Some writers of faith get reprinted and sold at Christian bookshops, even when faith is not their main subject. Chesterton and Austen have both had fairly secular novels get the Christian marketing treatment. Not Mauriac, and I can see why. His faith is more overt than Austen’s but will make us more uncomfortable. (Perhaps Austen would too if we read her properly.) He doesn’t shy away from broken and messy realities, and even had to write a book called God and Mammon responding to André Gide (another French man who won the Nobel) who saw more kinship between himself and Mauriac than Mauriac was happy to accept. His work is gritty in a way that can’t sit next to Christian romance novels, but it should. Our shelves, and our faith, would be richer for it.

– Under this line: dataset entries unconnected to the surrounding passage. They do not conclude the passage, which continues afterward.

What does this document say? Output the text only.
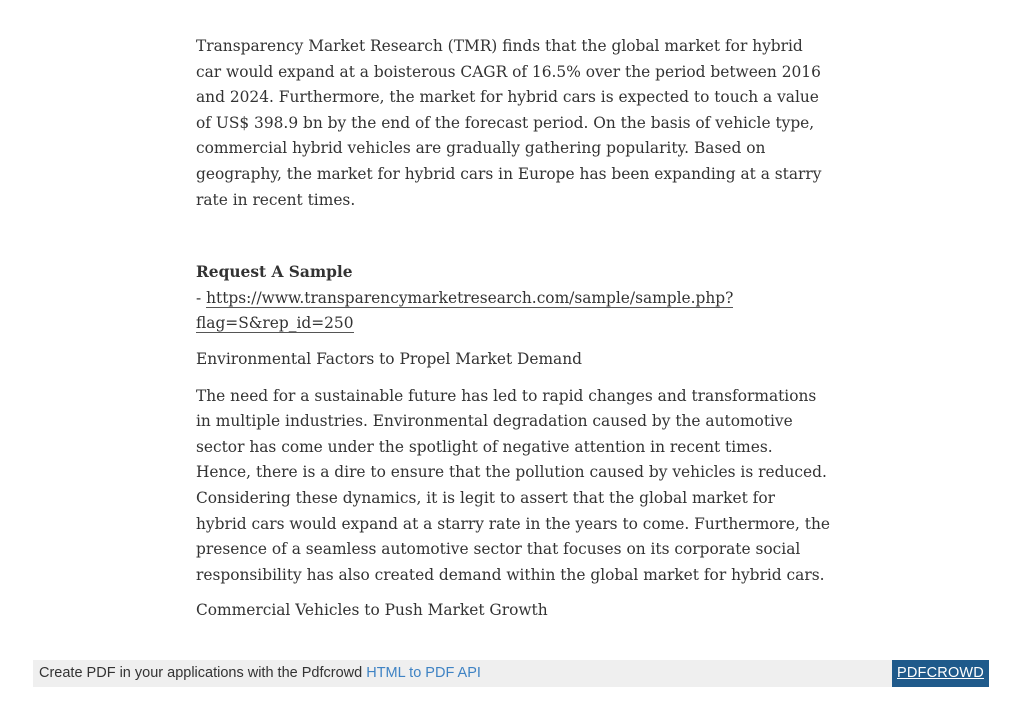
Transparency Market Research (TMR) finds that the global market for hybrid car would expand at a boisterous CAGR of 16.5% over the period between 2016 and 2024. Furthermore, the market for hybrid cars is expected to touch a value of US$ 398.9 bn by the end of the forecast period. On the basis of vehicle type, commercial hybrid vehicles are gradually gathering popularity. Based on geography, the market for hybrid cars in Europe has been expanding at a starry rate in recent times.

Request A Sample
- https://www.transparencymarketresearch.com/sample/sample.php?flag=S&rep_id=250

Environmental Factors to Propel Market Demand

The need for a sustainable future has led to rapid changes and transformations in multiple industries. Environmental degradation caused by the automotive sector has come under the spotlight of negative attention in recent times. Hence, there is a dire to ensure that the pollution caused by vehicles is reduced. Considering these dynamics, it is legit to assert that the global market for hybrid cars would expand at a starry rate in the years to come. Furthermore, the presence of a seamless automotive sector that focuses on its corporate social responsibility has also created demand within the global market for hybrid cars.

Commercial Vehicles to Push Market Growth

Create PDF in your applications with the Pdfcrowd HTML to PDF API	PDFCROWD
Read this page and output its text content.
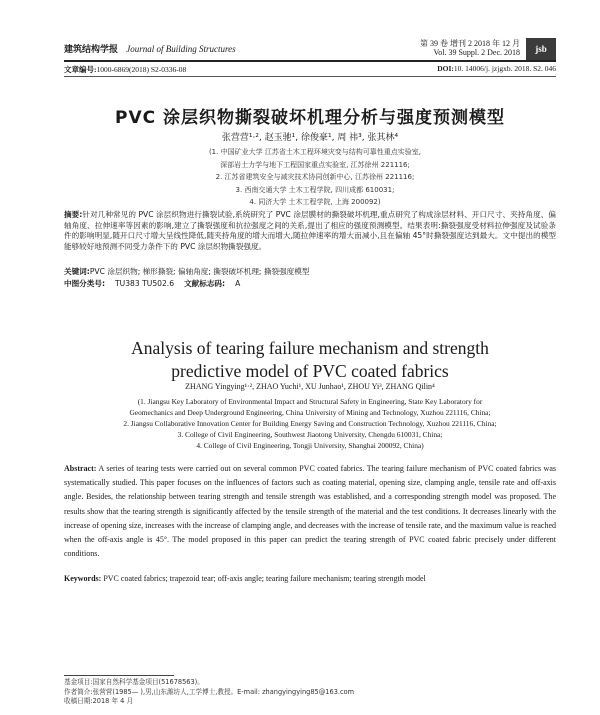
建筑结构学报 Journal of Building Structures
第 39 卷 增刊 2 2018 年 12 月
Vol. 39 Suppl. 2 Dec. 2018	jsb
文章编号:1000-6869(2018) S2-0336-08	DOI:10. 14006/j. jzjgxb. 2018. S2. 046
PVC 涂层织物撕裂破坏机理分析与强度预测模型
张营营¹·², 赵玉驰¹, 徐俊豪¹, 周 祎³, 张其林⁴
(1. 中国矿业大学 江苏省土木工程环境灾变与结构可靠性重点实验室,
深部岩土力学与地下工程国家重点实验室, 江苏徐州 221116;
2. 江苏省建筑安全与减灾技术协同创新中心, 江苏徐州 221116;
3. 西南交通大学 土木工程学院, 四川成都 610031;
4. 同济大学 土木工程学院, 上海 200092)
摘要:针对几种常见的 PVC 涂层织物进行撕裂试验,系统研究了 PVC 涂层膜材的撕裂破坏机理,重点研究了构成涂层材料、开口尺寸、夹持角度、偏轴角度、拉伸速率等因素的影响,建立了撕裂强度和抗拉强度之间的关系,提出了相应的强度预测模型。结果表明:撕裂强度受材料拉伸强度及试验条件的影响明显,随开口尺寸增大呈线性降低,随夹持角度的增大而增大,随拉伸速率的增大而减小,且在偏轴 45°时撕裂强度达到最大。文中提出的模型能够较好地预测不同受力条件下的 PVC 涂层织物撕裂强度。
关键词:PVC 涂层织物; 梯形撕裂; 偏轴角度; 撕裂破坏机理; 撕裂强度模型
中图分类号: TU383 TU502.6 文献标志码: A
Analysis of tearing failure mechanism and strength
predictive model of PVC coated fabrics
ZHANG Yingying¹·², ZHAO Yuchi¹, XU Junhao¹, ZHOU Yi³, ZHANG Qilin⁴
(1. Jiangsu Key Laboratory of Environmental Impact and Structural Safety in Engineering, State Key Laboratory for
Geomechanics and Deep Underground Engineering, China University of Mining and Technology, Xuzhou 221116, China;
2. Jiangsu Collaborative Innovation Center for Building Energy Saving and Construction Technology, Xuzhou 221116, China;
3. College of Civil Engineering, Southwest Jiaotong University, Chengdu 610031, China;
4. College of Civil Engineering, Tongji University, Shanghai 200092, China)
Abstract: A series of tearing tests were carried out on several common PVC coated fabrics. The tearing failure mechanism of PVC coated fabrics was systematically studied. This paper focuses on the influences of factors such as coating material, opening size, clamping angle, tensile rate and off-axis angle. Besides, the relationship between tearing strength and tensile strength was established, and a corresponding strength model was proposed. The results show that the tearing strength is significantly affected by the tensile strength of the material and the test conditions. It decreases linearly with the increase of opening size, increases with the increase of clamping angle, and decreases with the increase of tensile rate, and the maximum value is reached when the off-axis angle is 45°. The model proposed in this paper can predict the tearing strength of PVC coated fabric precisely under different conditions.
Keywords: PVC coated fabrics; trapezoid tear; off-axis angle; tearing failure mechanism; tearing strength model
基金项目:国家自然科学基金项目(51678563)。
作者简介:张营营(1985— ),男,山东潍坊人,工学博士,教授。E-mail: zhangyingying85@163.com
收稿日期:2018 年 4 月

For me, the best thing he’s written is Viper’s Tangle, the story of a wealthy man dying with the knowledge that his whole family cares only about securing his wealth on his death. The viper’s tangle of the title is the complex rhizome of bitterness and resentment that has grown in his heart and mind all his adult life. I read it at the same time as Tolstoy’s Death of Ivan Illyich and the two have much in common. Both made me wonder why we don’t have more Christian writers who can dramatise the movements of grace like that. Sadly, in our attempts to keep Christian literature clean, we’ve kept the power of grace out. Christian fiction does not need to be an allegory of the gospel to paint the gospel in all the rich colours of God’s creation. If more of our writes today took the time to uncover Mauriac, we might produce more novels that could help untangle the vipers in our own hearts.